Although the heritability of CHD is recognized and confirmed, the understanding of genetic architecture of CHD is still uncertain, and most of the SNPs’ functions for CHD risk prediction are unknown or less-known. Our review assessed prognostic modelling studies in community-based settings, aiming to summarize the evidence about the optimal model in predicting CHD events in healthy populations and to explore whether the inclusion of the genetic risk score alongside conventional risk factors improves the predictive ability of these models. MESA risk score with coronary artery calcification (CAC) which is described by McClelland et al. (2015) seems to be an optimal model for predicting CHD risk in the general population (this model includes age, gender, CAC, ethnicity, DM, smoking, family history of heart attack, TC, HDLC, SBP, and treatment (hypertension and lipid lowering) predictors). We would recommend this model for use in low-income countries (it is less expensive compared to GRS-based models). The genetic risk score (unweighted and weighted) from the model of Brautbar et al. (2012) was very powerful in predicting CHD risk when it was integrated into Framingham conventional factors. Our findings can help clinicians and decision makers to improve the quality of interventions and improve the health of the population at risk. Future validation of genetic modelling studies is needed to ensure the quality and transparency of the developed models. Methodological assessment of genetic models is required. Most of the genetic risk scores incorporated into the conventional risk-factor-based models improved the discrimination and reclassification ability. Most genetic modelling studies were developed using only Caucasian populations, so the generalizability of the existing prognostic models is still questionable.
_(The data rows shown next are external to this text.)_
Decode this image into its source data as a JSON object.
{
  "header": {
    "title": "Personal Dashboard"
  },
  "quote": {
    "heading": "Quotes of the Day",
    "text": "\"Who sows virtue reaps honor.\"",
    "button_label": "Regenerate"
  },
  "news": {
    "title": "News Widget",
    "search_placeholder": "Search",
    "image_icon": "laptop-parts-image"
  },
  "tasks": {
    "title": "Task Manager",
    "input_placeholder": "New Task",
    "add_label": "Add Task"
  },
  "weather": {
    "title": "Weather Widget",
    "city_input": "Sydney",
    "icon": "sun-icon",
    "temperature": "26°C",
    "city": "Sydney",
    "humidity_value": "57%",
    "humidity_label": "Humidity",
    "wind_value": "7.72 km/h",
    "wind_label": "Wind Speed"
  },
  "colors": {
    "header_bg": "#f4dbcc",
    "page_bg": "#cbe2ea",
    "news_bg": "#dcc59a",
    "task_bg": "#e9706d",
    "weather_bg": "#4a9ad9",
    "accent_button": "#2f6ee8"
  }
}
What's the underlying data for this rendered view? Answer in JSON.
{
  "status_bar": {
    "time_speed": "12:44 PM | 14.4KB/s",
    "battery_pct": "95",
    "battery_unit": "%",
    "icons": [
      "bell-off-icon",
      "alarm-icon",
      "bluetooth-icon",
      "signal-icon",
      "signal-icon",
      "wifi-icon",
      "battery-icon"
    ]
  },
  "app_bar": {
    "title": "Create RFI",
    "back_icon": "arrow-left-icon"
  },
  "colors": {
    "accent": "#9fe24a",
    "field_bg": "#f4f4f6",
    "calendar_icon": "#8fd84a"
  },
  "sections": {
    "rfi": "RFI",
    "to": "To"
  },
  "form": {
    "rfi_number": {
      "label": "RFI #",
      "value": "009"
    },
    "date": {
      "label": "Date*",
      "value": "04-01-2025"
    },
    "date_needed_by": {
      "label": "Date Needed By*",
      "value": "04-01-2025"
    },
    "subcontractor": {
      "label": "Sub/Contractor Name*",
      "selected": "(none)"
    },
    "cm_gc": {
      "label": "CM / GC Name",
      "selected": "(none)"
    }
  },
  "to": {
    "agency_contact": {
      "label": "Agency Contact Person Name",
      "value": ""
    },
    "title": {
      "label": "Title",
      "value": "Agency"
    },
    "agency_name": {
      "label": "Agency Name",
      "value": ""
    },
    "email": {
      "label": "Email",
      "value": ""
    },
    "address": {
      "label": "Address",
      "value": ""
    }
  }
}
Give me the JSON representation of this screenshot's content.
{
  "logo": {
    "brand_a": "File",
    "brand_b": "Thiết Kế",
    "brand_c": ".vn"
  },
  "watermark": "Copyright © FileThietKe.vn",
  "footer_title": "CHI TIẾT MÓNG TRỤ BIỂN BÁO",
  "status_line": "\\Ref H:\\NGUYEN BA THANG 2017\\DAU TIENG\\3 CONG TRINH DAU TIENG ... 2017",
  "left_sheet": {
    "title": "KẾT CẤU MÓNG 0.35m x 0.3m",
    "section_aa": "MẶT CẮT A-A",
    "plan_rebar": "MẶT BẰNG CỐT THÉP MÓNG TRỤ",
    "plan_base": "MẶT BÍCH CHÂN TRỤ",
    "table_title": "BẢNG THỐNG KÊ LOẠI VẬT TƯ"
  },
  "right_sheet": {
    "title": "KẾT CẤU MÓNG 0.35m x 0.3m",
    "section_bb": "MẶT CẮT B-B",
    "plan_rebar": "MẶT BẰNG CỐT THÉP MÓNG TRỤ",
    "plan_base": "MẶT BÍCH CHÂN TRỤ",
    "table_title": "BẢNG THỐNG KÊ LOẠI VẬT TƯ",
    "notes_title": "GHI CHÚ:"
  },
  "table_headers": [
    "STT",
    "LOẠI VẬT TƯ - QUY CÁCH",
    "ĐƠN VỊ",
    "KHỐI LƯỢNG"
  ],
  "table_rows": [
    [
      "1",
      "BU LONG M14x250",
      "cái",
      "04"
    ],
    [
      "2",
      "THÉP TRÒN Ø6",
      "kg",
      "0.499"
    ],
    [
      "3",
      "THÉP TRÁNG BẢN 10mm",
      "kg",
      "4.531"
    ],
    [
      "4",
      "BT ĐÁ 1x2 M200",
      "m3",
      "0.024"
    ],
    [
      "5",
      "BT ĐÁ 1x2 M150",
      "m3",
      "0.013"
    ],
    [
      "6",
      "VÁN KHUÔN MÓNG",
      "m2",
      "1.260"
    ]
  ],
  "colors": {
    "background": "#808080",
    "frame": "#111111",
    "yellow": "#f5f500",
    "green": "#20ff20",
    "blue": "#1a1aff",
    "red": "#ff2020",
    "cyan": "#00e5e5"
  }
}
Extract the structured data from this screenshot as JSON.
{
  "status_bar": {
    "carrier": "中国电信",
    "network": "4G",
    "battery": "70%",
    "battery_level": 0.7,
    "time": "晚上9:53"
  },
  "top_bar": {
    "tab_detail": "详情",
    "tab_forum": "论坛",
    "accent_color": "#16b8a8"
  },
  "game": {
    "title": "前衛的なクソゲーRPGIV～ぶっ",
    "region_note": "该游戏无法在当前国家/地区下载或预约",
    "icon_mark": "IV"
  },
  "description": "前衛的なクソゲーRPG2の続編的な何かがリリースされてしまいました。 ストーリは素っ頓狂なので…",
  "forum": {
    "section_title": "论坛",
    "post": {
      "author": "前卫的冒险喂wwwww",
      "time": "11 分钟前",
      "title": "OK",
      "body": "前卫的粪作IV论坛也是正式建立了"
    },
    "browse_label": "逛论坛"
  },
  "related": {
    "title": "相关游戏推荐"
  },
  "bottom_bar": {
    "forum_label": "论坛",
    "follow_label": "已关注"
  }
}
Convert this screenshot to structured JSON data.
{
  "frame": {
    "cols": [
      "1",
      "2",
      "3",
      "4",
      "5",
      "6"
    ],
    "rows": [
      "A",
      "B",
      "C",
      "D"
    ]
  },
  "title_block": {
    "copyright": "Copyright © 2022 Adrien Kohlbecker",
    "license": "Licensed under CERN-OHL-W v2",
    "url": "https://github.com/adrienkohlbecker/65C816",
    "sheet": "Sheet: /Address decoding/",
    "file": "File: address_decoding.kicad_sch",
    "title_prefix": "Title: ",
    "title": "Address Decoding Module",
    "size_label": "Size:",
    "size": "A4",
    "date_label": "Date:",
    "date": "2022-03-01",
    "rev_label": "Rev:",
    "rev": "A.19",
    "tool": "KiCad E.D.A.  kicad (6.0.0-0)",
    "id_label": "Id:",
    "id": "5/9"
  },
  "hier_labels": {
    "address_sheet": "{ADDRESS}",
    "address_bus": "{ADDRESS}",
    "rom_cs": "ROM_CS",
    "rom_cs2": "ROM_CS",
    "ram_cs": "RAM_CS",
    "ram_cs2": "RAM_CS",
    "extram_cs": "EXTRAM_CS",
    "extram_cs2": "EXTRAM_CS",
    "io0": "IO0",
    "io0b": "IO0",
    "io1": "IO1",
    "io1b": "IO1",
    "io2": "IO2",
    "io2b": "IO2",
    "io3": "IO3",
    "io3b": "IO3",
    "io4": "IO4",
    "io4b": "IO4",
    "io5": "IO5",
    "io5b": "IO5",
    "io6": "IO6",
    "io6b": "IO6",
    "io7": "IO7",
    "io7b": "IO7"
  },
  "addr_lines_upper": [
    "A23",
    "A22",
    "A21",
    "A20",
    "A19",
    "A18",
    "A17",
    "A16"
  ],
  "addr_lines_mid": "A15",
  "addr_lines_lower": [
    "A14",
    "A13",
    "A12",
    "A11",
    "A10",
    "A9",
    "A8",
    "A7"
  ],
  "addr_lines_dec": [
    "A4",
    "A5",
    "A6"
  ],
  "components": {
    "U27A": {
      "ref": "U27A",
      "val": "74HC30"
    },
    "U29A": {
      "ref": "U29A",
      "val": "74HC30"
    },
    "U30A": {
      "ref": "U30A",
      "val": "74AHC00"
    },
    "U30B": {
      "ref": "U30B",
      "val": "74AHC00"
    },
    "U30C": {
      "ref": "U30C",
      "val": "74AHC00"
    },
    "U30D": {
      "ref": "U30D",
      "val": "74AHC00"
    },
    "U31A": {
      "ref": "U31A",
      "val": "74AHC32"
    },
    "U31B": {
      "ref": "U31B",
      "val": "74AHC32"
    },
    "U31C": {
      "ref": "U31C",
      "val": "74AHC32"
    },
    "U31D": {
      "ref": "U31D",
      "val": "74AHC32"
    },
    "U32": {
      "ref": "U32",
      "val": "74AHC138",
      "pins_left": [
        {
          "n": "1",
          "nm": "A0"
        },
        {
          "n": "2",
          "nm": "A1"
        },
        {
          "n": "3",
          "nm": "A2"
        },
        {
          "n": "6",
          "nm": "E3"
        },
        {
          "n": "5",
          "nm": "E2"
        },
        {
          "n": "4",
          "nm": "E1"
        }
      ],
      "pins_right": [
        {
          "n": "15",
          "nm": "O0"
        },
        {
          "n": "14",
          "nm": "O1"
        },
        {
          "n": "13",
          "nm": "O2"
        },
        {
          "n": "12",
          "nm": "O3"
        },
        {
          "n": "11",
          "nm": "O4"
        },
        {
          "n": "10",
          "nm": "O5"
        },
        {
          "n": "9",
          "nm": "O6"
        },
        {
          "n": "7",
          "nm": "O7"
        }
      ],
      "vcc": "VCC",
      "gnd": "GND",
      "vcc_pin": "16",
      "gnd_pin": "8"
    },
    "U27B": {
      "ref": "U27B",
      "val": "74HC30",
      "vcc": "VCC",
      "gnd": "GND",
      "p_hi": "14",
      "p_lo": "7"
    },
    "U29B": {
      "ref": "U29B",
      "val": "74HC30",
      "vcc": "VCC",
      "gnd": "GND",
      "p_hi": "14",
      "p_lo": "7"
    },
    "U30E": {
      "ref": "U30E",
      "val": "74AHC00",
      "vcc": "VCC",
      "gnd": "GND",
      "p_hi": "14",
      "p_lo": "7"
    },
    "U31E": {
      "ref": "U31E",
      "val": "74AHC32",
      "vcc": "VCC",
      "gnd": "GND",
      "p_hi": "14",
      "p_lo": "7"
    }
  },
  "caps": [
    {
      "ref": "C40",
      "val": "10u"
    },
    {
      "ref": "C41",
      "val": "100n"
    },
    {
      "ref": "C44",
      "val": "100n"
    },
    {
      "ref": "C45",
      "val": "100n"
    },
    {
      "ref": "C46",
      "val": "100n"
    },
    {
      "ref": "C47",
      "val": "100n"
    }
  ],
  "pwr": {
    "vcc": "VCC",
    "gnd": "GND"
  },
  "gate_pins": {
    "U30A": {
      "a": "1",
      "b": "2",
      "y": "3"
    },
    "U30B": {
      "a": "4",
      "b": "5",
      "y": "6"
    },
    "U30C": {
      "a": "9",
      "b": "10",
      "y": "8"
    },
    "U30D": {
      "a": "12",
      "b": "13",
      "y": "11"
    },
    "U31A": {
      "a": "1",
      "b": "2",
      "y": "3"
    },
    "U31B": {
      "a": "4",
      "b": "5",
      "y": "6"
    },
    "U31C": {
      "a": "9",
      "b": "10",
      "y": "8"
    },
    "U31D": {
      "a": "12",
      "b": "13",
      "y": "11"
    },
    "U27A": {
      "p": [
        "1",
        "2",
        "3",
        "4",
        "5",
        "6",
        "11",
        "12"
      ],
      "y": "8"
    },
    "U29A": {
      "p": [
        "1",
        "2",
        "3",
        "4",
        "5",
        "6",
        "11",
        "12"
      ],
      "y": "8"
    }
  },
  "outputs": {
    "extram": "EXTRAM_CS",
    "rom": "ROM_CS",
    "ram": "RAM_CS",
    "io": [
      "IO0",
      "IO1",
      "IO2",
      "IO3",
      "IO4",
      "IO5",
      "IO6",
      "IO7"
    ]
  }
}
Genetic modelling studies might be used to target the primary prevention of CHD if the individual’s genetic risk is comprehensively evaluated. An accurate assessment of an individual’s risk is fundamental to future efforts in personalized medicine.

11. Strengths and Limitations of This Study

In this study, multiple databases were searched (Embase, PubMed, Cochrane, web of science, and Scopus), applying a human filter only. Data extraction was performed by one reviewer and then checked by another one, and characteristics of the individual studies were provided. Quality assessment was performed in duplicate using CHARM, and GRIPS statements and the data collected were not suitable for conducting meta-analysis because of the heterogeneity and the huge number of different predictors identified.